Photodynamic therapy is a ternary treatment for cancer involving a photosensitizer, tissue oxygen, and light. PDT can be used as treatment for basal cell carcinoma or lung cancer; PDT can also be useful in removing traces of malignant tissue after surgical removal of large tumors. In February 2019, medical scientists announced that iridium attached to albumin, creating a photosensitized molecule, can penetrate cancer cells and, after being irradiated with light, destroy the cancer cells.
High-energy therapeutic ultrasound could increase higher-density anti-cancer drug load and nanomedicines to target tumor sites by 20x fold higher than traditional target cancer therapy.

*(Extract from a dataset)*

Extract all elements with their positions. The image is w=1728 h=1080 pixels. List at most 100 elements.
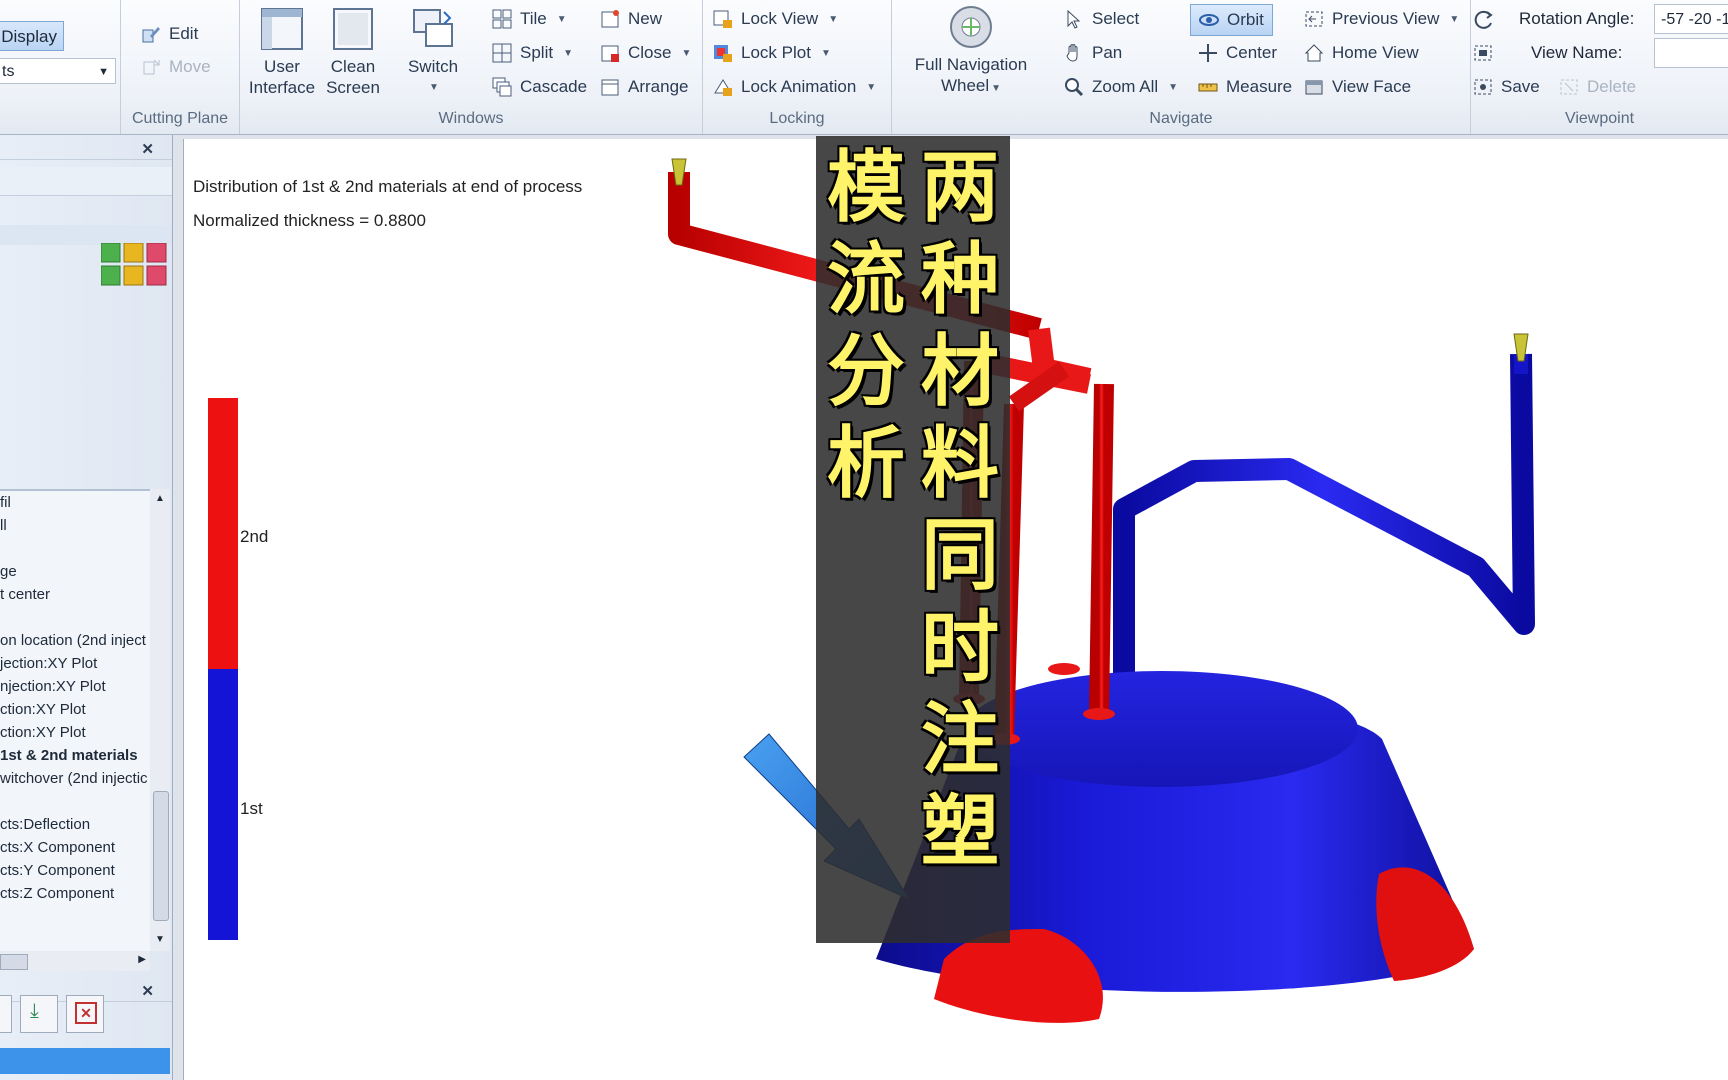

Targeted therapies under pre-clinical development as potential cancer treatments include morpholino splice switching oligonucleotides, which induce ERG exon skipping in prostate cancer models, multitargeted kinase inhibitors that inhibit the PI3K with other pathways including MEK and PIM, and inhibitors of NF-κB in models of chemotherapy resistance.
Another approach to targeted therapy involves simultaneously targeting multiple genes implicated in cancer development. For example, concurrent targeting of Integrin β3 and IGF-1R genes in breast cancer has demonstrated significant downregulation of both genes in vitro, as well as induction of programmed cell death in cancer cells.
A systematic review published in the U.K. Cochrane database found that targeted therapies significantly improve progression-free survival by 35 to 40% in metastatic or relapsed cancer. While the research points to promising clinical outcomes, there is still limited evidence on the long-term effects of targeted therapies in terms of overall survival, quality of life, and severe adverse events.